Only 49 death sentences have been handed down, a 33% drop from the 73 imposed in 2014. Only 28 prisoners were executed, the fewest since 1991 -- and only six states were involved, the fewest since 1988.
Those and other statistics were released Wednesday by the Death Penalty Information Center, which tracks trends on capital punishment. It found fewer than 3,000 inmates on death row, the lowest number since 1995.
“By all measures, the death penalty was in significant decline in 2015,” said Robert Dunham, the center's executive director. "There was downward movement in all these categories."
Fueling the decline was further evidence that death sentences are in some cases wrongly imposed and lethal injections botched. At least 70 people who had executions scheduled in 2015 got stays of execution, reprieves or commutations. Six people on death row were exonerated, bringing the total to 156 since 1973.

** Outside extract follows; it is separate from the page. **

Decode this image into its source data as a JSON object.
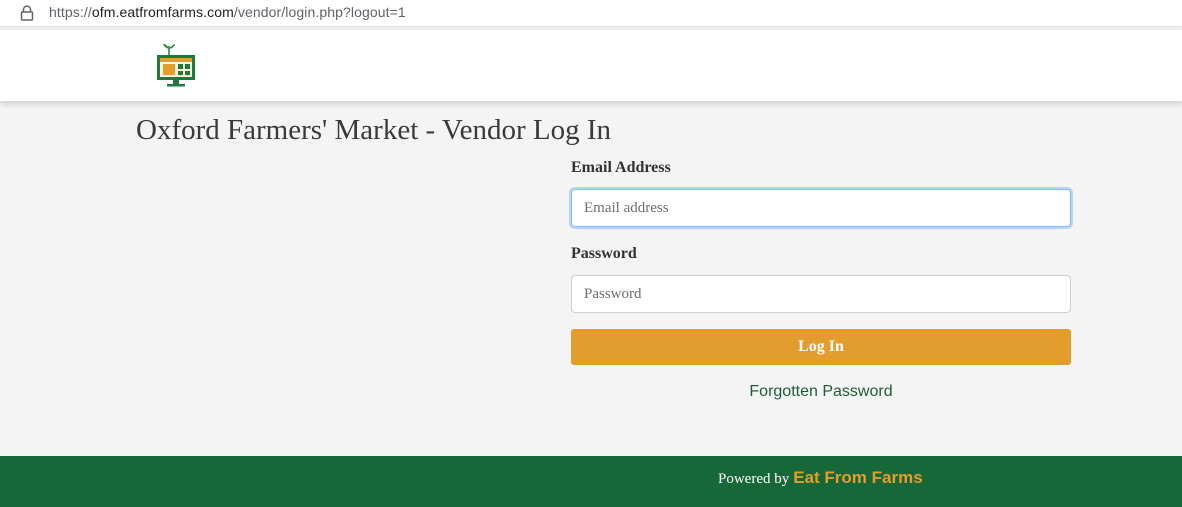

That in turn has prompted states such as Ohio to impose a moratorium on lethal injections. Utah and Oklahoma brought back the firing squad and nitrogen gas, respectively, as backup methods. And Nebraska's legislature voted to abolish the death penalty completely.
Public opinion surveys showed a decline this year as well, though 56% to 61% of Americans still support the death penalty, according to Gallup and the Pew Research Center. Reduced public support generally tracks along with fewer death sentences, according to research conducted at the University of North Carolina-Chapel Hill.

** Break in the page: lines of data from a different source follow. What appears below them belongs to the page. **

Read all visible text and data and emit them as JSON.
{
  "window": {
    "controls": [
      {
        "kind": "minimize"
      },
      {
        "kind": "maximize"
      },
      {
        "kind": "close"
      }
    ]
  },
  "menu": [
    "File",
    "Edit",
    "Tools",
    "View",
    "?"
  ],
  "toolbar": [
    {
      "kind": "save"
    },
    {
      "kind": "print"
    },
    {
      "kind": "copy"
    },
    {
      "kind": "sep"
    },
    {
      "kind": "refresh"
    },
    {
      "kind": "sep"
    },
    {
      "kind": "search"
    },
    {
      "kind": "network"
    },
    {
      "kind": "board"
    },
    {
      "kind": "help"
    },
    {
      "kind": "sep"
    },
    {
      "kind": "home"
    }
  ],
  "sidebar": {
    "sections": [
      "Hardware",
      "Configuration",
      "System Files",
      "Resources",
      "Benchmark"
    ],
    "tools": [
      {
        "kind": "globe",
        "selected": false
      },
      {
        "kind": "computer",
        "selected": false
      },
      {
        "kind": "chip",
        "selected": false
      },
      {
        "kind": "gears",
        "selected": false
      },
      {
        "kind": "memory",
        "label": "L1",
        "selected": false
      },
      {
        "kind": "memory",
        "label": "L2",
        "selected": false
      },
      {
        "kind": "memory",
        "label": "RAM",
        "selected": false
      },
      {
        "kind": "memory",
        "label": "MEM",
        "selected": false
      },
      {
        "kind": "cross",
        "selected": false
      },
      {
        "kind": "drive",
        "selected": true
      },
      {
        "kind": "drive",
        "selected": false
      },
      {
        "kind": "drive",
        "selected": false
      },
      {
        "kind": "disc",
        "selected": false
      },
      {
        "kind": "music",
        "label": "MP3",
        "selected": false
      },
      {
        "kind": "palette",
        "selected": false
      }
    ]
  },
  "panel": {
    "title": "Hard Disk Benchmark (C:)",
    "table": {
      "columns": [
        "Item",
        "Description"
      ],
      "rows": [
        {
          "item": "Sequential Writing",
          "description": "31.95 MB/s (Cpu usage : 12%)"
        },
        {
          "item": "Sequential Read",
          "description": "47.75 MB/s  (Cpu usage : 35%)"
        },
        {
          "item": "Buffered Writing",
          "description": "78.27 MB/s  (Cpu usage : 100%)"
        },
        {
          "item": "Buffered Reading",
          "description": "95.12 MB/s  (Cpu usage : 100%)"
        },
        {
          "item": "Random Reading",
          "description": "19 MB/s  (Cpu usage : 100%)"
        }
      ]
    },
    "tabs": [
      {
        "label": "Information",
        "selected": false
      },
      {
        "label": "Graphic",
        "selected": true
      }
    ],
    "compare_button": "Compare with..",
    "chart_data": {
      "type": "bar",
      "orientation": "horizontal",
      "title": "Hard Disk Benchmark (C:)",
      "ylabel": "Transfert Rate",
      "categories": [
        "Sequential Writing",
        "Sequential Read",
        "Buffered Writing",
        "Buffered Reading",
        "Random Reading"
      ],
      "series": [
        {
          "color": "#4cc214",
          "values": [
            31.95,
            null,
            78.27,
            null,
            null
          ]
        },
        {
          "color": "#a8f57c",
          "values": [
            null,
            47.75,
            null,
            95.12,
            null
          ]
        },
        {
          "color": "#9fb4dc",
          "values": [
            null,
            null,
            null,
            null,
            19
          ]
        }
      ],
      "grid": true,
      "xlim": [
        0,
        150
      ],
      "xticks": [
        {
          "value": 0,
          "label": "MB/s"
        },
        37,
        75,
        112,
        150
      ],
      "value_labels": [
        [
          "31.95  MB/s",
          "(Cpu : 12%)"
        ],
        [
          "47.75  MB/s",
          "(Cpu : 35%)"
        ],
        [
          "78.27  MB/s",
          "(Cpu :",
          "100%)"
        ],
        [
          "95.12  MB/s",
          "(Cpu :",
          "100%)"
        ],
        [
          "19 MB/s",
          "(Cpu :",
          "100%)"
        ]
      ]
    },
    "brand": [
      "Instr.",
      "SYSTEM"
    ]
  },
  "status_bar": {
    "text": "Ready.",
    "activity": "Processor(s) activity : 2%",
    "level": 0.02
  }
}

“There’s been an erosion of public confidence in a range of forensic testimony that prosecutors have traditionally used in capital cases,” Dunham said. The drop in death sentences, he said, shows that "prosecutors are sensitive to what juries are doing."
A separate report out Wednesday claimed that 19 of the 28 prisoners executed suffered from severe mental disabilities or experienced extreme childhood trauma and abuse. The report from Harvard Law School's Charles Hamilton Houston Institute for Race & Justice said many of the condemned had multiple mental impairments.
The Supreme Court in June upheld a controversial form of lethal injection that had been botched in three states, but while Oklahoma won the case, it postponed all executions after another drug mix-up. Two justices -- Stephen Breyer and Ruth Bader Ginsburg -- said at the time that the death penalty itself may be unconstitutional.
The states that held executions in 2015 were Texas (13), Missouri (6), Georgia (5), Florida (2), Oklahoma and Virginia.